Est-ce que vous avez écrit cette histoire pour qu’elle puisse un jour être adaptée sur le petit écran ?
"Quand j’écris, je ne pense pas à ça. Je devrais me poser trop de questions. Autant quand j’écris un scénario, je dois intégrer toutes les contraintes de la télé, autant dans le roman, j’ai une liberté totale. Le scénariste, c’est quelqu’un qui est le premier maillon d’une chaîne de fabrication. Souvent, il doit revenir sur ce qu’il avait décidé au début pour respecter telle ou telle contrainte. Dans le roman, l’auteur est le seul maillon. L’éditeur peut lui donner son avis sur le bouquin mais c’est à lui seul de décider s’il veut le suivre ou pas. Dans le roman, si tu réussis, c’est seul mais si tu te plantes aussi. En tout cas, si un jour ce bouquin est adapté sur le petit écran, ce n’est pas moi qui m’occuperais de l’adaptation. Je ne veux pas être l’auteur qui doit couper dans son texte pour s’adapter à la télévision. Je préfère que quelqu’un d’autre fasse cela à ma place."

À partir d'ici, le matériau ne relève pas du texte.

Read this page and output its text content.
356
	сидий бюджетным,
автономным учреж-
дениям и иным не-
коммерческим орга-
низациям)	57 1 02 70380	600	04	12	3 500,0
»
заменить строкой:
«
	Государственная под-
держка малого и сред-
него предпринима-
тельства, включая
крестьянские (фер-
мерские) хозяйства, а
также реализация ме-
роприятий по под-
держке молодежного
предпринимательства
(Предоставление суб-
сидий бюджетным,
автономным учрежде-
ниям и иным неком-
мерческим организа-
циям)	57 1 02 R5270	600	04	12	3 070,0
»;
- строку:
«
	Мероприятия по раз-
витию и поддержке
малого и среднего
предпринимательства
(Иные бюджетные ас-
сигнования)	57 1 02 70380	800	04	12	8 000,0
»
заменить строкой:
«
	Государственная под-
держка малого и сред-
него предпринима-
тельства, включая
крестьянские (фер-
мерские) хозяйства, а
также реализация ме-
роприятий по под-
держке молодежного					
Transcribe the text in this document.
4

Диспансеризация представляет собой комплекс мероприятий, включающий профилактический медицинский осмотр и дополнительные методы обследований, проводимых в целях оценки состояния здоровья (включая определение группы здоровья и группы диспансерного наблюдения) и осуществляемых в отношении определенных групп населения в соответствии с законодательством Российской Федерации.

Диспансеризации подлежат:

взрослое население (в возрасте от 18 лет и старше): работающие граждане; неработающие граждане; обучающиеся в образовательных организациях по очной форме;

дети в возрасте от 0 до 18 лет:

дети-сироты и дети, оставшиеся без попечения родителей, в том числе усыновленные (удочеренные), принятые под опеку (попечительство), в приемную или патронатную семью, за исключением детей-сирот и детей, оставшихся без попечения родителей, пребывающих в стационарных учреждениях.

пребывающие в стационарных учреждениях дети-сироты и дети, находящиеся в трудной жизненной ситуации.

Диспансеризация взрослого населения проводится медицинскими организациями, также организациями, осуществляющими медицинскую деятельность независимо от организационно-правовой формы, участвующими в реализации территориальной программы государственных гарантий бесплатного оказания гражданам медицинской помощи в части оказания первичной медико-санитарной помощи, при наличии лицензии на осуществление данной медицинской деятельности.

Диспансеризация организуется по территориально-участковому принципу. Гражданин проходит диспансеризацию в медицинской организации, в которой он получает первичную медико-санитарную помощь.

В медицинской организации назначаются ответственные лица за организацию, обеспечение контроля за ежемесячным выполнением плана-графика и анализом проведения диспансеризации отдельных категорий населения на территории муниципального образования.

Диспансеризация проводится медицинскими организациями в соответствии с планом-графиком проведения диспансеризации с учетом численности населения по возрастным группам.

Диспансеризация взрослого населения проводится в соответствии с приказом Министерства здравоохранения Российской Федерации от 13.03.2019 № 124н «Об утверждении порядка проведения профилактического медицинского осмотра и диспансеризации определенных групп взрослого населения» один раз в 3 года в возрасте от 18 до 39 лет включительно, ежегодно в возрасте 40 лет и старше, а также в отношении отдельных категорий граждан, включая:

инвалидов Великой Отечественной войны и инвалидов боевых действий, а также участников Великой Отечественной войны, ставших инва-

Vous avez commencé à écrire des romans après avoir démarré votre carrière de scénariste. Est-ce que l’un apporte à l’autre ?
"Tout s’apporte. Les séries ont une influence sur le roman. Dans le roman, on fait un peu ce qu’on veut mais si on fait du thriller, on doit donner aux gens l’envie de tourner les pages. Ma musicalité d’écriture s’est forgée avec la télé. J’ai donc utilisé les outils que je connaissais : faire des chapitres assez courts. Quand une scène est finie, je passe à la suivante. À la télévision, on peut perdre des téléspectateurs à partir des 5 premières secondes. Dans le roman, c’est pareil. Si après 4 ou 5 chapitres, il ne se passe rien, le lecteur s’ennuie et ne continue pas. Mais, il faut faire attention à une autre chose. Cueillir tout de suite le lecteur est facile. Mais après, il faut savoir garder le même niveau de tension tout au long du bouquin. On doit avoir des munitions parce que si tu tires les grosses balles tout de suite et que tu n’as rien après, les gens partent."
On retrouve la montagne dans plusieurs de vos œuvres. Cela veut-il dire que vous y êtes particulièrement attaché ?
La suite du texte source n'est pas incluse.